Comment by AnonHP
Comment by AnonHP 20 hours ago
This is from 2003 (December, so it's about 21 years ago). Is it still relevant?
Comment by AnonHP 20 hours ago
This is from 2003 (December, so it's about 21 years ago). Is it still relevant?
Mike Pall (LuaJIT author/maintainer) is not happy with some of the design decisions and (breaking) changes:
https://www.freelists.org/post/luajit/Port-bitop-to-53,1
The biggest issue certainly is the addition of integer types.
There is design tension between the language designer and the VM implementation. AFAIK some features post 5.1 make performant VM implementations difficult. Lua is originally a configuration language where performance didn't matter all that much. Because Luajit is so fast much more of the application code can be done in the scripting environment so now the performance matters much more than it did.

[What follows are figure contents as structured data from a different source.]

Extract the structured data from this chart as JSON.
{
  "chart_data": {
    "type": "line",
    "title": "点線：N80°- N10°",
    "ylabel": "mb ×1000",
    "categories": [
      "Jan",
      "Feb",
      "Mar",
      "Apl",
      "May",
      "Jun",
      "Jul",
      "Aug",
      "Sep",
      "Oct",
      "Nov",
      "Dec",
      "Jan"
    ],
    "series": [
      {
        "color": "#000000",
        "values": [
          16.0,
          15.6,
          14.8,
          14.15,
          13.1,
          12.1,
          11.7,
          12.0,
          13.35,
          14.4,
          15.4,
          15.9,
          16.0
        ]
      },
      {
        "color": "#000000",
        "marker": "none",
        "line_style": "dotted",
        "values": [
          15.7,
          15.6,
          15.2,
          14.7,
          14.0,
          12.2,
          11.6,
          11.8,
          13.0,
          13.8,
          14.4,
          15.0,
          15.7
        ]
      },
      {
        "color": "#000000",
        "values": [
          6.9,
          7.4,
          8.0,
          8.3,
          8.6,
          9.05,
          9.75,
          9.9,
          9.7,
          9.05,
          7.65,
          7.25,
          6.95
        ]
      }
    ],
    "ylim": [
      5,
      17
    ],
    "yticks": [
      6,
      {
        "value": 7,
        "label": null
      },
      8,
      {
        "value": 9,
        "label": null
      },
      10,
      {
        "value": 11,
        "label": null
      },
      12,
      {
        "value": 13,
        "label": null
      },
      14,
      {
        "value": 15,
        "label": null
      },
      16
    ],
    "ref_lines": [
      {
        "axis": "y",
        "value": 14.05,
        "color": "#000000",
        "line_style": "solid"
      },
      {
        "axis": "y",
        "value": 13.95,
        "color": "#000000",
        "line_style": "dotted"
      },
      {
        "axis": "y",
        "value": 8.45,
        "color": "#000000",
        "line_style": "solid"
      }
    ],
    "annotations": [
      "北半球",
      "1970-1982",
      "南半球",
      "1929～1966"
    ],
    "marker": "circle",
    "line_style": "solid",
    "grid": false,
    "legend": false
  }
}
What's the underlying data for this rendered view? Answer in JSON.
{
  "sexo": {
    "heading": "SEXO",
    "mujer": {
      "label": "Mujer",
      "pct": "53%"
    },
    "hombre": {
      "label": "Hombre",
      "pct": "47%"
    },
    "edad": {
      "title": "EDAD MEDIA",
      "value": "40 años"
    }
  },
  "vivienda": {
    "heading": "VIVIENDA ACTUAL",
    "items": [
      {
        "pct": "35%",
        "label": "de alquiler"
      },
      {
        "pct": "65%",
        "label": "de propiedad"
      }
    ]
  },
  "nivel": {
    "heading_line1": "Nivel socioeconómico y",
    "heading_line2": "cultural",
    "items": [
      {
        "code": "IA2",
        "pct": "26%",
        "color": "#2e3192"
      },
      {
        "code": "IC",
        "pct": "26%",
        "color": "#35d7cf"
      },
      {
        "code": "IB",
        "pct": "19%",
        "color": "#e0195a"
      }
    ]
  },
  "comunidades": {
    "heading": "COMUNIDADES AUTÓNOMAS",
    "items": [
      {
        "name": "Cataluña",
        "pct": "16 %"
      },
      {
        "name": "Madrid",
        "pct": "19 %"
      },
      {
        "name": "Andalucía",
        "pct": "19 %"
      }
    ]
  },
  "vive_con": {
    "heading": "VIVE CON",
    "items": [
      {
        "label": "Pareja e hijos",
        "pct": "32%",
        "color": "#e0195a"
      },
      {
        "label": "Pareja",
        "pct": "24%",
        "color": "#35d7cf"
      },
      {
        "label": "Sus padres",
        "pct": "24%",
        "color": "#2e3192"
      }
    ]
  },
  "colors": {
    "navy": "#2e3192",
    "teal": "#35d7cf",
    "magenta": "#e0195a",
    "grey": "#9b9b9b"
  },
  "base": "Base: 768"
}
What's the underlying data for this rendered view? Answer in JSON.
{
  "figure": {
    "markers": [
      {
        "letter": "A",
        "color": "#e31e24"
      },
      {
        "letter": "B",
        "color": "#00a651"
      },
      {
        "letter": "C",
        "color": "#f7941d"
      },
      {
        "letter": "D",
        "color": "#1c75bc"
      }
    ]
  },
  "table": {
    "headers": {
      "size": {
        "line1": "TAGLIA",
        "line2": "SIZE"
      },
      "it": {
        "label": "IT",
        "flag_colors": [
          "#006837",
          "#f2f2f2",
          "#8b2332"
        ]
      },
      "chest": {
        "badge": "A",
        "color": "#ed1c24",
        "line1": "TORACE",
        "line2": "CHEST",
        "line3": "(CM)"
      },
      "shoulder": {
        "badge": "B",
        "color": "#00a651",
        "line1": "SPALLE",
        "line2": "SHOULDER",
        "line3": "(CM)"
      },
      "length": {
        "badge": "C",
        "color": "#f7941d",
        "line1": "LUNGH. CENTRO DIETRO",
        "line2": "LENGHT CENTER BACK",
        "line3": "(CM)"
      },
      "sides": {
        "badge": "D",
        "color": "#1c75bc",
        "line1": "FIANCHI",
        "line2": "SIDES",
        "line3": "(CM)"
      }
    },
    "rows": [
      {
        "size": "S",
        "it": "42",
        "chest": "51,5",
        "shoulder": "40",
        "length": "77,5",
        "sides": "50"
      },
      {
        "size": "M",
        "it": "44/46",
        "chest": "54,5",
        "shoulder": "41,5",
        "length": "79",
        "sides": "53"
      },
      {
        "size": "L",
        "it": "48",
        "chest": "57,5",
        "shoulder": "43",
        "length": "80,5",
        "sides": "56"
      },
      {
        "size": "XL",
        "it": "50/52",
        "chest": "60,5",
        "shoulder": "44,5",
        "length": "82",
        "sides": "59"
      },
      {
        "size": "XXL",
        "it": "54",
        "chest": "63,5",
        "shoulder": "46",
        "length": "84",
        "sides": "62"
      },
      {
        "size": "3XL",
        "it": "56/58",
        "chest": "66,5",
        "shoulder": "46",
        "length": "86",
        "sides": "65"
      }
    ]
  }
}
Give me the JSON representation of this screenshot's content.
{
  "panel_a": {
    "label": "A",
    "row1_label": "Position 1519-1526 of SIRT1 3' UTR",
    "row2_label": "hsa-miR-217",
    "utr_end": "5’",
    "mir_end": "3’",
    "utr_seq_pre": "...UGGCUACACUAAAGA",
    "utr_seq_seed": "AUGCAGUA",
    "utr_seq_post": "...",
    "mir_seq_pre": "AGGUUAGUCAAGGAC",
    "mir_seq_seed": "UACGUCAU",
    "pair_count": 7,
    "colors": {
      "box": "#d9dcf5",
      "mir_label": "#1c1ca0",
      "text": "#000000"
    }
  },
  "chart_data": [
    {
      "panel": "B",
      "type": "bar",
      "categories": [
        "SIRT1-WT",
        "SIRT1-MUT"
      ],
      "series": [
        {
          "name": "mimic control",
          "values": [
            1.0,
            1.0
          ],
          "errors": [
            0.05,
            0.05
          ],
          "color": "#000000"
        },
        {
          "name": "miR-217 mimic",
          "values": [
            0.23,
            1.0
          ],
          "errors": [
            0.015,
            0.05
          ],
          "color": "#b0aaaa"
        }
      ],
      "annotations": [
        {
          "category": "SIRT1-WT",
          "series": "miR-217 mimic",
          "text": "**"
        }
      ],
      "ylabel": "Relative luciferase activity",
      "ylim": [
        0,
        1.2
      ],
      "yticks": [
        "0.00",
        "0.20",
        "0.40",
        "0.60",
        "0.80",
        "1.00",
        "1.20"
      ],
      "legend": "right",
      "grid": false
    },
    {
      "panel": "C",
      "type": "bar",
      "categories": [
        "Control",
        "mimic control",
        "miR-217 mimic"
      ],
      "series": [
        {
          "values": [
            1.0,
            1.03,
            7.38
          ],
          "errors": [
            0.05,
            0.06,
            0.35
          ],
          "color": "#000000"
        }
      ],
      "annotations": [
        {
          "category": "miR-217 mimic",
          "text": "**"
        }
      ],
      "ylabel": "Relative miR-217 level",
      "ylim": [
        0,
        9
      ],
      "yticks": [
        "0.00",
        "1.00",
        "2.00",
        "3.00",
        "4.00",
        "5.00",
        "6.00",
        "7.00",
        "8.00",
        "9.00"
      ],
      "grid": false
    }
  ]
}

So the spectrum is from newer language and slower to older language and faster. If performance is an issue the cost of the newer language features could be that more of the application code has to be written in C++ instead of Lua - in that context the Lua language shouldn't be considered independent of the host language. Performance matters to me so increase in C++ code would not be worth the newer language features. Using Rust instead of C++ as the host language might change the landscape again since Rust is so much more ergonomic than C++.
> Their defence is always that they do not follow semver.
"Defence"? Seems like the correct answer and a fact, Lua doesn't do semver, so when there are major changes between 5.3 and 5.4, it's not illogical or actually breaking semver, as they don't follow it.
Plenty of projects don't follow semver, and that's perfectly fine.
Yes. The differences between 5.0 and 5.1 are small and I do not recommend using newer versions, regardless.